Blood samples were collected from mice tails after one Ox challenge, 10 Ox challenges, as well as in controls after one and 10 vehicle treatments alone. Serum IgE concentration was determined with a mouse IgE ELISA quantitation kit from Bethyl Laboratories (Montgomery, TX), following instructions provided by the manufacturer.
After 2 weeks of treatment with Ox or vehicle, fresh SC sheets were collected after separation of dermis and epidermis by 10mM EDTA preincubations, followed by trypsinization, as described (Mao-Qiang et al., 1996). SC lipids were extracted by Bligh–Dyer solvents, and quantitated both as total lipids per mg protein and mg dry SC weight. Lipid extracts were further fractionated into cholesterol, free fatty acid, and Cer subfractions by high-performance thin layer chromatography, as described previously (Uchida and Hamanaka, 2006).
Skin biopsies of both vehicle and Ox-treated mice were fixed in Karnovsky’s fixative overnight, and post-fixed with either 0.25% ruthenium tetroxide or 1% aqueous osmium tetroxide, containing 1.5% potassium ferrocyanide, as described previously (Hou et al., 1991). Ultrathin sections were examined using an electron microscope (Zeiss 10A, Carl Zeiss, Thornwood, NY) operated at 60 kV.
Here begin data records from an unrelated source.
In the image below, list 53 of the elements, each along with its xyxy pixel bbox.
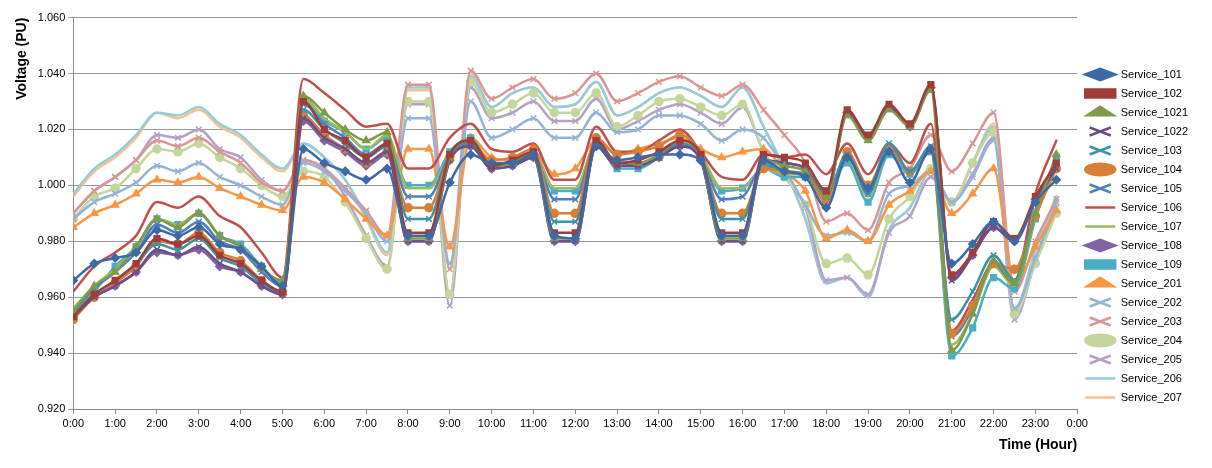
x-tick-label: 6:00 [313,416,336,429]
legend-label: Service_108 [1120,238,1182,251]
x-axis-title: Time (Hour) [998,436,1078,453]
x-tick-label: 1:00 [104,416,126,429]
x-tick-label: 0:00 [62,416,85,429]
x-tick-label: 7:00 [355,416,377,429]
x-tick-label: 5:00 [271,416,294,429]
x-tick-label: 3:00 [188,416,210,429]
x-tick-label: 16:00 [728,416,757,429]
x-tick-label: 0:00 [1066,416,1088,429]
x-tick-label: 19:00 [854,416,882,429]
legend-label: Service_205 [1120,352,1182,365]
x-tick-label: 12:00 [561,416,590,429]
legend-label: Service_201 [1120,276,1182,289]
y-tick-label: 1.020 [37,122,66,135]
y-tick-label: 1.060 [37,10,66,23]
legend-label: Service_104 [1120,162,1182,175]
y-tick-label: 1.000 [37,178,66,191]
legend-label: Service_106 [1120,200,1182,213]
x-tick-label: 17:00 [770,416,799,429]
x-tick-label: 14:00 [645,416,673,429]
y-tick-label: 0.960 [37,290,66,303]
legend-label: Service_203 [1120,314,1182,327]
y-tick-label: 0.920 [37,402,66,415]
legend-label: Service_202 [1120,295,1182,308]
legend-label: Service_105 [1120,181,1182,194]
x-tick-label: 22:00 [979,416,1008,429]
x-tick-label: 18:00 [812,416,841,429]
legend-label: Service_109 [1120,257,1182,270]
x-tick-label: 11:00 [520,416,547,429]
x-tick-label: 15:00 [687,416,715,429]
x-tick-label: 2:00 [146,416,168,429]
y-axis-title: Voltage (PU) [13,17,30,100]
x-tick-label: 9:00 [439,416,461,429]
x-tick-label: 21:00 [937,416,966,429]
legend-label: Service_204 [1120,333,1182,346]
legend-label: Service_207 [1120,390,1182,403]
x-tick-label: 10:00 [477,416,506,429]
x-tick-label: 20:00 [896,416,924,429]
legend-label: Service_107 [1120,219,1182,232]
x-tick-label: 13:00 [603,416,631,429]
legend-label: Service_103 [1120,143,1182,156]
legend-label: Service_1022 [1120,124,1189,137]
y-tick-label: 0.980 [37,234,66,247]
y-tick-label: 0.940 [37,346,66,359]
x-tick-label: 4:00 [229,416,252,429]
legend-label: Service_101 [1120,67,1182,80]
legend-label: Service_1021 [1120,105,1189,118]
x-tick-label: 23:00 [1021,416,1050,429]
legend-label: Service_206 [1120,371,1182,384]
x-tick-label: 8:00 [397,416,419,429]
legend-label: Service_102 [1120,86,1182,99]
y-tick-label: 1.040 [37,66,66,79]
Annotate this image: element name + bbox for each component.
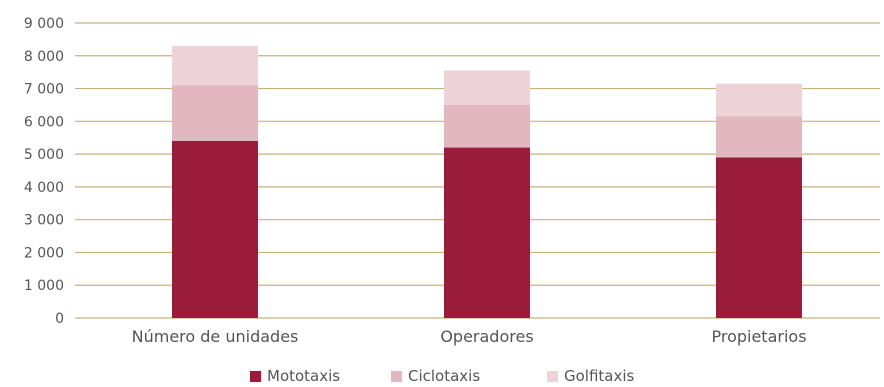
bar-ciclotaxis-1 [172, 85, 258, 141]
bar-golfitaxis-2 [444, 70, 530, 105]
legend-label-golfitaxis: Golfitaxis [564, 367, 635, 385]
legend: Mototaxis Ciclotaxis Golfitaxis [250, 367, 635, 385]
y-tick-label: 9 000 [24, 16, 64, 32]
x-category-label: Operadores [440, 327, 533, 346]
y-axis-ticks: 0 1 000 2 000 3 000 4 000 5 000 6 000 7 000 8 00… [24, 16, 64, 327]
bar-ciclotaxis-3 [716, 116, 802, 158]
y-tick-label: 3 000 [24, 213, 64, 229]
legend-swatch-mototaxis [250, 371, 261, 382]
y-tick-label: 8 000 [24, 49, 64, 65]
x-category-label: Propietarios [711, 327, 806, 346]
bar-golfitaxis-1 [172, 45, 258, 86]
legend-swatch-golfitaxis [547, 371, 558, 382]
legend-label-mototaxis: Mototaxis [267, 367, 340, 385]
y-tick-label: 2 000 [24, 245, 64, 261]
y-tick-label: 0 [55, 311, 64, 327]
y-tick-label: 5 000 [24, 147, 64, 163]
x-axis-labels: Número de unidades Operadores Propietarios [132, 327, 807, 346]
y-tick-label: 1 000 [24, 278, 64, 294]
bar-ciclotaxis-2 [444, 104, 530, 148]
bar-mototaxis-3 [716, 157, 802, 318]
legend-swatch-ciclotaxis [391, 371, 402, 382]
bars [172, 45, 802, 318]
y-tick-label: 7 000 [24, 82, 64, 98]
y-tick-label: 4 000 [24, 180, 64, 196]
bar-mototaxis-1 [172, 141, 258, 318]
x-category-label: Número de unidades [132, 327, 299, 346]
y-tick-label: 6 000 [24, 114, 64, 130]
legend-label-ciclotaxis: Ciclotaxis [408, 367, 480, 385]
bar-golfitaxis-3 [716, 83, 802, 117]
bar-mototaxis-2 [444, 147, 530, 318]
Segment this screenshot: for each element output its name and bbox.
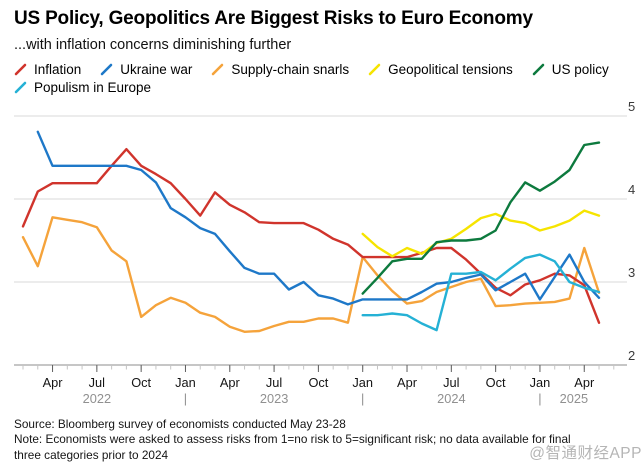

Data are expressed as means ± SEM. A two-tailed Student’s t-test was used to determine significant differences, and a further analysis of variance analysis was performed when three or more groups were compared.
Figure S1. Repeatedly Ox-challenged mice develop a pruritic dermatosis.
Figure S2. Repeatedly Ox challenges cause epidermal hyperplasia and chronic inflammation.
Figure S3. Alterations in epidermal differentiation after multiple Ox challenges.
Figure S4. SP activity increases and extends into nucleated layers after 10 Ox challenges.
Figure S5. IL-4 increase levels in repeatedly Ox-challenged mice.
Table S1. Described pathophysiological features of human AD and AD model mice.
This study was supported by National Institutes of Health grants AR 050629, AR 19098 and PO39448, the Medical Research Service, Department of Veterans Affairs Medical Center.
CONFLICT OF INTEREST
The authors state no conflict of interest.